I look forward to sharing the adventure of this study with you over the next month and a half.  Mary Jo reminds us of Jesus’ words: “Love the Lord your God with all your heart and with all your soul and with all your mind.” (Matthew 22:37, NIV) Will you join me in praying that God will prepare our minds to absorb all of the truth this study has to offer? It’s just one of the many ways we can show the Lord we love Him.

Click on the link to hear Lincoln Brewster’s song “Love the Lord” which combines Jesus’ words in Matthew 22:37 with a similar command from Deuteronomy 6:5.

Sharp, Mary Jo; Why Do You Believe That?  A Faith Conversation; Lifeway Press; 2012 & 2014.


Author: mmccullum

Marybeth McCullum enjoys writing and blogging about her Christian faith and how it intersects with everyday life. Her goal in every post is to encourage, challenge and inspire her readers. She is in her 10th year at CPC's Focused Living Women's Bible study and currently serves as Coordinator. She also writes a regular blog and speaks occasionally. You can find her page on Facebook at: Marybeth Mc Cullum- Author. Learn more about her other endeavors at

2 thoughts on “Always Be Ready

  1. Marybeth – You have a wonderful way of writing and bringing together words into stories that are a pleasure to read. Thank you! My Christian walk began as an exercise in my head long before it moved the long road down to my heart and as such, apologetics was an important topic for me. As children born in the 20th century, pretty much everything we read these days comes from material that was written post-enlightenment which means that material comes from a time in history where the authors were undoubtedly heavily influenced by the enlightenment period – including apologetics.

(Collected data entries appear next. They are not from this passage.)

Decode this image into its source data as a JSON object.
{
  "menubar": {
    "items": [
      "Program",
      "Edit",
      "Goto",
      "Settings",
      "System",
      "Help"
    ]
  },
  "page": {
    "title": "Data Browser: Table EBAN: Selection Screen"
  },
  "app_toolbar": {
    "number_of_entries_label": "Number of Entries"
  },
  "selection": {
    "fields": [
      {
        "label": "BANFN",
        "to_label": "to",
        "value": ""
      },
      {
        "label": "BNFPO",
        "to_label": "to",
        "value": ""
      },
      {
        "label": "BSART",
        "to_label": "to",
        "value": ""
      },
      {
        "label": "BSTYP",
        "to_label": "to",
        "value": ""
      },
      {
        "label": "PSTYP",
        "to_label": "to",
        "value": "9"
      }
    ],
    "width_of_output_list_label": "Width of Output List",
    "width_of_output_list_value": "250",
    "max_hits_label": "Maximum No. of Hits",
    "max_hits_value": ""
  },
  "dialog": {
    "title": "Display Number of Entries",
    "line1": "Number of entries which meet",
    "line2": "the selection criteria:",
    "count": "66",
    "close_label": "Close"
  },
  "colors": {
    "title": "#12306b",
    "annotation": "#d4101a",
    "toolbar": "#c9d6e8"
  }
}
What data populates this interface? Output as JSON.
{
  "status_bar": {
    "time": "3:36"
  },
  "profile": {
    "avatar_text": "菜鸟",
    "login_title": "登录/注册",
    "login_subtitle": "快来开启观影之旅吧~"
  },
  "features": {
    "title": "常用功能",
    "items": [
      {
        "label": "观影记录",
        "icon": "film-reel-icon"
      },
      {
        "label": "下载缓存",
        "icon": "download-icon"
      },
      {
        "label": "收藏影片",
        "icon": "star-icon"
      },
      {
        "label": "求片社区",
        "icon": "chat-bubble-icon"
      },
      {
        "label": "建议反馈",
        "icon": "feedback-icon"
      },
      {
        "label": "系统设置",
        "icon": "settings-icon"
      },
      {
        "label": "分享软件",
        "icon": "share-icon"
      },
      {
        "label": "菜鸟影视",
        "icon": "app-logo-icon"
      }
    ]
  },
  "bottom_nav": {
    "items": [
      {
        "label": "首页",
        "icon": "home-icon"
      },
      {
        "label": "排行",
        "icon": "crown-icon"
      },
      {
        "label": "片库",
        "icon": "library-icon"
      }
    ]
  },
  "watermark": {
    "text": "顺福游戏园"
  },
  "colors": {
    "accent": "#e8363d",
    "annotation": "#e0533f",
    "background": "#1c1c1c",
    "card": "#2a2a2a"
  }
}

When Peter asked his readers to always have a reason for the hope within them, he was saying it to a diaspora that was being persecuted in a variety of ways for their beliefs. These people were not necessarily being persecuted to the extent the Christians in Rome were, but like your friend on the university campus they were constantly being asked why they believed these strange things and were expected to defend their answers. And to do it without the benefit of what we call science and archaeology and etc. (now there’s an interesting thought, is our science actually a benefit or detriment to apologetics? Hmmm…).

    So my question is, what did these people in Peter’s day have to hang their hopes on? Maybe that is the wrong question. Maybe a better question is, “what was it they were hoping in?” 1 Corinthians 9:10 talks about the farmer and the thresher ‘hoping’ in receiving a share of the crops. This is the common form of hope whose basis is rooted in what we see or experience in everyday life. But Peter is talking about something else. Peter’s plea for ‘hope’ is not in these common things. He is asking his readers to have hope in God’s word, specifically in God’s promises, and more particularly in the promise of the resurrection.

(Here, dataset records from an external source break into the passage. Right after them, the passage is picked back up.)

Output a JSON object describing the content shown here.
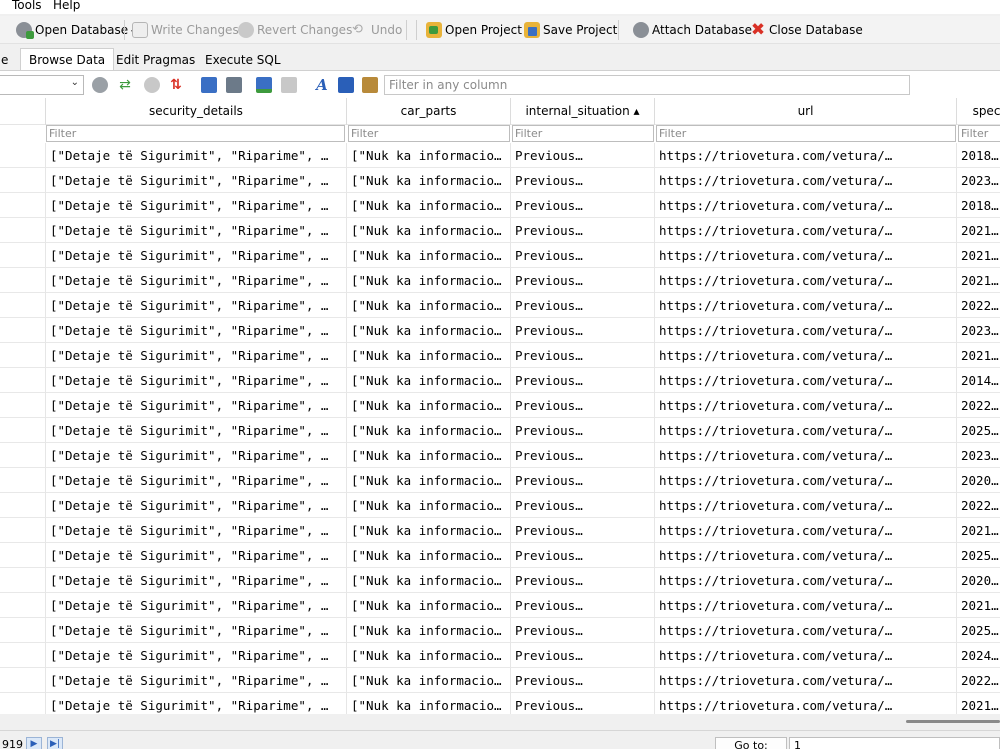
{
  "menu": {
    "tools": "Tools",
    "help": "Help"
  },
  "toolbar": {
    "open_database": "Open Database",
    "write_changes": "Write Changes",
    "revert_changes": "Revert Changes",
    "undo": "Undo",
    "open_project": "Open Project",
    "save_project": "Save Project",
    "attach_database": "Attach Database",
    "close_database": "Close Database"
  },
  "tabs": {
    "partial": "e",
    "browse_data": "Browse Data",
    "edit_pragmas": "Edit Pragmas",
    "execute_sql": "Execute SQL"
  },
  "filter_any": {
    "placeholder": "Filter in any column"
  },
  "columns": {
    "security_details": "security_details",
    "car_parts": "car_parts",
    "internal_situation": "internal_situation ▴",
    "url": "url",
    "spec": "spec"
  },
  "filter_placeholder": "Filter",
  "cell_text": {
    "security": "[\"Detaje të Sigurimit\", \"Riparime\", …",
    "parts": "[\"Nuk ka informacio…",
    "internal": "Previous…",
    "url": "https://triovetura.com/vetura/…"
  },
  "rows": [
    {
      "spec": "2018…"
    },
    {
      "spec": "2023…"
    },
    {
      "spec": "2018…"
    },
    {
      "spec": "2021…"
    },
    {
      "spec": "2021…"
    },
    {
      "spec": "2021…"
    },
    {
      "spec": "2022…"
    },
    {
      "spec": "2023…"
    },
    {
      "spec": "2021…"
    },
    {
      "spec": "2014…"
    },
    {
      "spec": "2022…"
    },
    {
      "spec": "2025…"
    },
    {
      "spec": "2023…"
    },
    {
      "spec": "2020…"
    },
    {
      "spec": "2022…"
    },
    {
      "spec": "2021…"
    },
    {
      "spec": "2025…"
    },
    {
      "spec": "2020…"
    },
    {
      "spec": "2021…"
    },
    {
      "spec": "2025…"
    },
    {
      "spec": "2024…"
    },
    {
      "spec": "2022…"
    },
    {
      "spec": "2021…"
    }
  ],
  "status": {
    "count_partial": "919",
    "goto_label": "Go to:",
    "goto_value": "1"
  },
  "colors": {
    "accent_blue": "#2a5fb8",
    "close_red": "#d93025",
    "green_icon": "#3d9a3d"
  }
}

    So I wonder, in the day when these Jewish converts to Christianity were surrounded by educated Greeks who loved to think about, talk about, and make apologies about philosophy, what is it that they relied on to bolster their hope in the resurrection? What was it that Peter expected them to say? I am reminded of the movie “Miracle” which is based on the 1980 US Men’s Olympic hockey team and how they won the Gold Medal. The man whom the movie was based on, Coach Herb Brooks, was killed in a car accident just before the movie was finished. At the end of ‘Miracle’ there is a credit that shows Herb’s picture and the words, “He never saw the movie, he lived it.”

    Similarly, Peter and those in the diaspora never read our New Testament, they lived it.